Art, literature, sports, love, war, politics, community, commerce, religion, education, study, career, etc… these are all “games people play.” Do these games have meaning? Is there any objective standard by which we can say they’re done “well” or “badly?” Aside from ethics, I’m not sure. Which doesn’t mean there isn’t such a standard. In one sense, I’m a nihilist (i.e. nothing has meaning). Save for one caveat. Absurdity is nothing more than a human vantage point. So is randomness. In fact, I’m a Thomist, a disciple of St. Thomas Aquinas. There’s Providence behind everything, including “meaningless” activity. Hence the Question: What does God think of these games? What does the All-Seeing God “see?” Is human brilliance absurd? Is human absurdity brilliant? “Destroy this temple and in three days I will raise it up,” said Christ about a 46-year-old project.

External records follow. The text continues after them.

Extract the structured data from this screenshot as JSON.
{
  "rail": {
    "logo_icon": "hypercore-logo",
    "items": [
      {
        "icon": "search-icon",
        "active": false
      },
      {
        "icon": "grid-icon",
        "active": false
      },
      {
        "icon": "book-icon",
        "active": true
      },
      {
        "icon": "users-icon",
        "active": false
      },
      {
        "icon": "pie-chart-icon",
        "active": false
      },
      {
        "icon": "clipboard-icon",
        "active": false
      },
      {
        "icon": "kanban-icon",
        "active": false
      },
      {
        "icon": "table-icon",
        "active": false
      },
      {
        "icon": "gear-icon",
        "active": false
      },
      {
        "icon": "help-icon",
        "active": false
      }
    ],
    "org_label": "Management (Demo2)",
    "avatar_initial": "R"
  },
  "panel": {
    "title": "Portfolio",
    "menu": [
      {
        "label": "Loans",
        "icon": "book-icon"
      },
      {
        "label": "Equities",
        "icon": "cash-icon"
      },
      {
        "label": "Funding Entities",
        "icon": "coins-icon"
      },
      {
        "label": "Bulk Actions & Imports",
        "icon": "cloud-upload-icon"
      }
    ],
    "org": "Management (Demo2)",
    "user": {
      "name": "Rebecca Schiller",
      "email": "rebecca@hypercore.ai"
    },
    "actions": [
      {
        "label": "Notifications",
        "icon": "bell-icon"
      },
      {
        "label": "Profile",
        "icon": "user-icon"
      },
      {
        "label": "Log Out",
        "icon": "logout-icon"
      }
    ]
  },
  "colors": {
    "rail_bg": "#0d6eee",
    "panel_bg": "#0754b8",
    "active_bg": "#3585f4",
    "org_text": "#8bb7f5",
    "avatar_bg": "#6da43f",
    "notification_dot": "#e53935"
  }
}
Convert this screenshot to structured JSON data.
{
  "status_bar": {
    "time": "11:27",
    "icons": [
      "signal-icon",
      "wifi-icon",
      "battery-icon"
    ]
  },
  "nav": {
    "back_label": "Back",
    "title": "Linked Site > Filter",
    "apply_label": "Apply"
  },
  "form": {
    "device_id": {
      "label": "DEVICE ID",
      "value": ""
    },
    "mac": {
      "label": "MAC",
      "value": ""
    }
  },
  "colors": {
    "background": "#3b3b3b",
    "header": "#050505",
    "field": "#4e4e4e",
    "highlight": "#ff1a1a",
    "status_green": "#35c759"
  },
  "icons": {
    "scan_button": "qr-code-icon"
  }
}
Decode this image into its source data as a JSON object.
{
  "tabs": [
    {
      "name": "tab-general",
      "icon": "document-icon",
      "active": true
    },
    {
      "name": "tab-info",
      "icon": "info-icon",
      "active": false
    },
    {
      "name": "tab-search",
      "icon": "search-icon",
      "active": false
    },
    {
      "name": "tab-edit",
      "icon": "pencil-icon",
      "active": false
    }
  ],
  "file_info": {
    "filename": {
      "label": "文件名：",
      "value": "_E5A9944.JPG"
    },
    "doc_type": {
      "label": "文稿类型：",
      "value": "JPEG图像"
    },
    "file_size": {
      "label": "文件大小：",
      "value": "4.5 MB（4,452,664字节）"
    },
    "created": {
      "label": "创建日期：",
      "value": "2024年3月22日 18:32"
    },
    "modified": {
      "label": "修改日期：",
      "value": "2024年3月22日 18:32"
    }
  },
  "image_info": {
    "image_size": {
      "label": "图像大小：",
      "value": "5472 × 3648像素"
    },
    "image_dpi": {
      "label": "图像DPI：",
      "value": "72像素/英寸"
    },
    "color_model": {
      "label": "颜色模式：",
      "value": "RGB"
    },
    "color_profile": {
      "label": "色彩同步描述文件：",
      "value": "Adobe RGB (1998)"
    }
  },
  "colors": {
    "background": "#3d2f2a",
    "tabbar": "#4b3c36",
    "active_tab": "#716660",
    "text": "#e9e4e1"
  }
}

This makes Monte Python humor – which presumes random meaninglessness – at once bad and brilliant.
Some people think their lives are the worst story ever written. But a bad life is more like bad literature than bad medicine. It’s potentially brilliant. A death and resurrection can make it so. Death – not by suicide, but by humility and penance – infallibly brings absurdity to brilliance. No human activity, submitted to penance and grace, is a lost cause. But it must be submitted and purified. That’s painful and penitential. Jay T. Rikosh is code for Jesus Christ.
“Mounting one of the disgruntled mares, and leading the other; the weary scarred barbarian trooted slowly off into the horizon to become a tiny pinpoint in a filtered filed of swirling blue mists, leaving the Nobles, soldiers and peasants to replace the missing monarch. Long leave the king!” Thus concludes the worst story ever written. By Jim Theis, winner of the Jay T. Rikosh award for excellence.